Reporter: Merlinda Riska | Editor: Asnil Amri
JAKARTA. Gabungan Pengusaha Kelapa Sawit Indonesia (GAPKI) mengusulkan, penanaman lahan perkebunan plasma (kemitraan dengan petani) dilakukan setelah lahan perkebunan inti beroperasi selama tiga tahun.
Setelah itu, barulah perkebunan plasma seluas 20% dari luas perkebunan inti ditanam oleh perusahaan kelapa sawit. Usulan dari GAPKI ini terkait dengan rencana pemerintah merevisi Peraturan Menteri Pertanian No 26/2007.
Direktur Eksekutif GAPKI Fadhil Hasan bilang, pemberian waktu 3 tahun kepada perusahaan kelapa sawit diperlukan, agar perusahaan bisa mempersiapkan perkebunan inti terlebih dahulu.
“Kami kesulitan harus menanam kebun plasma dalam jangka waktu 2 tahun. Sebab, pinjaman perbankan untuk kebun plasma baru bisa cair usai kebun inti terbangun. Maka itu kami bangun kebun inti dulu, setelah itu baru kebun plasma,” terang Fadhil kepada KONTAN (27/6).
Walau pembangunan inti dilakukan bertahap, yang terpenting, pinjaman perbankan cair untuk bangun plasma setelah 3 tahun kebun inti tertanam. Sehingga, alasan waktu 3 tahun bukanlah alasan bahwa pengusaha sawit tidak peduli terhadap masyarakat sekitar. “Tetapi, memang skema perbankan yang menyulitkan,” terangnya.

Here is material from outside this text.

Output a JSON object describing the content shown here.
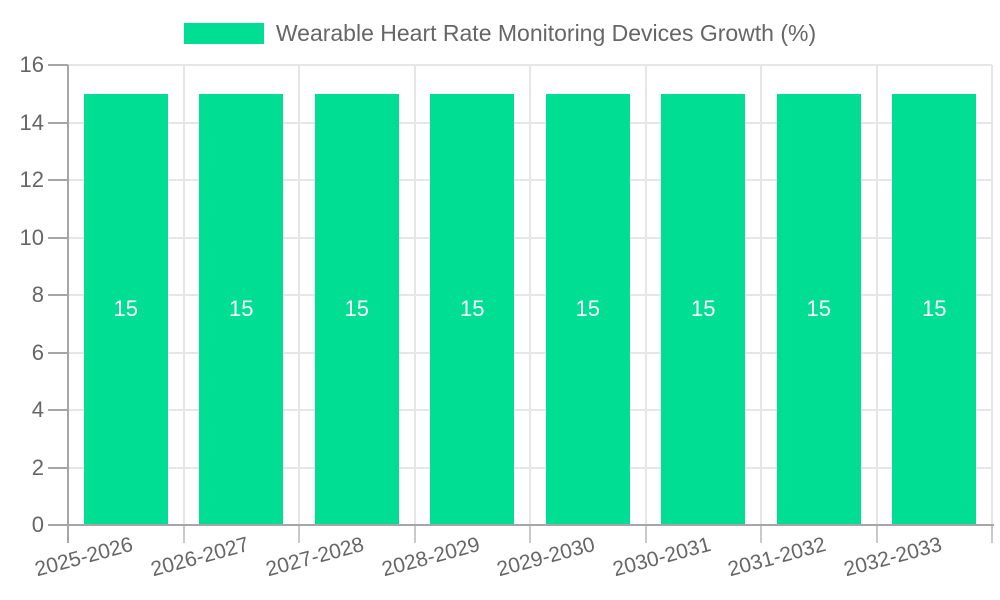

Sementara, untuk perusahaan perkebunan kelapa sawit yang tidak memiliki lahan 20% untuk plasma, maka GAPKI menyetujui usulan pemerintah, yaitu mengadakan pemberdayaan untuk masyarakat atau corporate social responsibility (CSR).
Terkait adanya rekomendasi Izin Usaha Perkebunan (IUP) kelapa sawit dari pemerintah pusat, GAPKI juga menyetujuinya. Fadhil bilang, rekomendasi dari pemerintah pusat tersebut mampu mencegah atau mengurangi sengketa lahan. “Rekomendasi dari pusat diperlukan, agar kebijakan sejalan dengan pemerintah daerah,” tambah Fadhil.